The logit coefficients, therefore, provide strong support for the direct questioning technique in measuring attribute importance. They also provide support for the early work with gravity models which utilized only two outlet characteristics: i) location (distance from home) and ii) store size (a proxy for assortment). Both the gravity models and conditional logit attempt to incorporate information about all alternatives in the consideration set. MDA does not.




Logit analysis is a powerful tool for understanding consumer choice of food stores, particularly in disposing determinant attributes. While MDA is adequate for purposes of perceptual mapping and understanding weaknesses and strengths of alternative chains, its performance is weak in predicting choice and in validating determinant attributes.

A number of research steps should follow the results achieved here. First, there is a need to examine the improvement in results that could be achieved by measuring both attribute importance and store ratings through alternative scales such as semantic differentials or perhaps forced choice. Given the wealth of models now available that allow for differential evoked sets, further improvements could be made in alternative ways of defining evoked sets for individual respondents. Finally, logit analysis is only one of a variety of new models now available for analyzing consumer choice. More comparative analysis across competing models would be helpful in uncovering the most powerful alternatives.


Arnold, Stephen J., Ma, Sylvia and Tigert, Douglas J. (1978), "A Comparative Analysis of Determinant Attributes in Retail Store Selection," in ed. Advances in Consumer Research, Vol. VI, Ann Arbor: Association for Consumer Research.

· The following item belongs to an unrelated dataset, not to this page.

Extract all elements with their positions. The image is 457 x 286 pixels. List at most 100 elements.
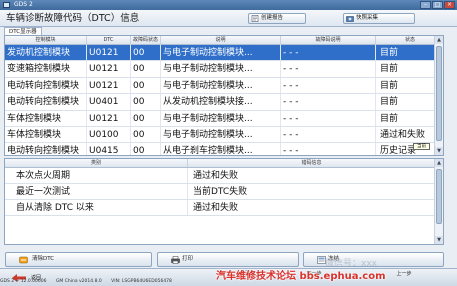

Arnold, Stephen J. and Tigert, Douglas J., Determinant Attributes in Consumer Choice, working paper, University of Toronto, 1980.

Fishbein, Martin (1972), "The Search for Attitudinal-Behavioural Consistency," in Joel B. Cohen (ed.) Behavioural Science Foundation of Consumer Behaviour, New York: Free Press.

Gensch, Dennis H. and Recker, Wilfred W. (1979), "The Multinomial, Multiattribute Choice Model," Journal of Marketing Research, XVI, 124-132.

Lindquist, Jay D. (1974-75), "Meaning of Image," Journal of Retailing, 50, 29-38, 116.

McFadden, Daniel (1974), "Conditional Logit Analysis of Qualitative Choice Behaviour," in ed. Paul Zarembka, Frontiers in Econometrics, New York: Academic Press, pp. 105-42.

Tigert, Douglas J. and Ma, Sylvia (1979), "In Search of A Supermarket Strategy: Albertson's Drives on Tampa/ St. Petersburg," Proceedings of the 1978 Attitude Research Conference, American Marketing Association, Tarpon Springs, Florida.

Westin, Richard B. and Watson, Peter L. (1975), "Reported and Revealed Preferences As Determinants of Mode Choice Behaviour," Journal of Marketing Research, XII, 282-289.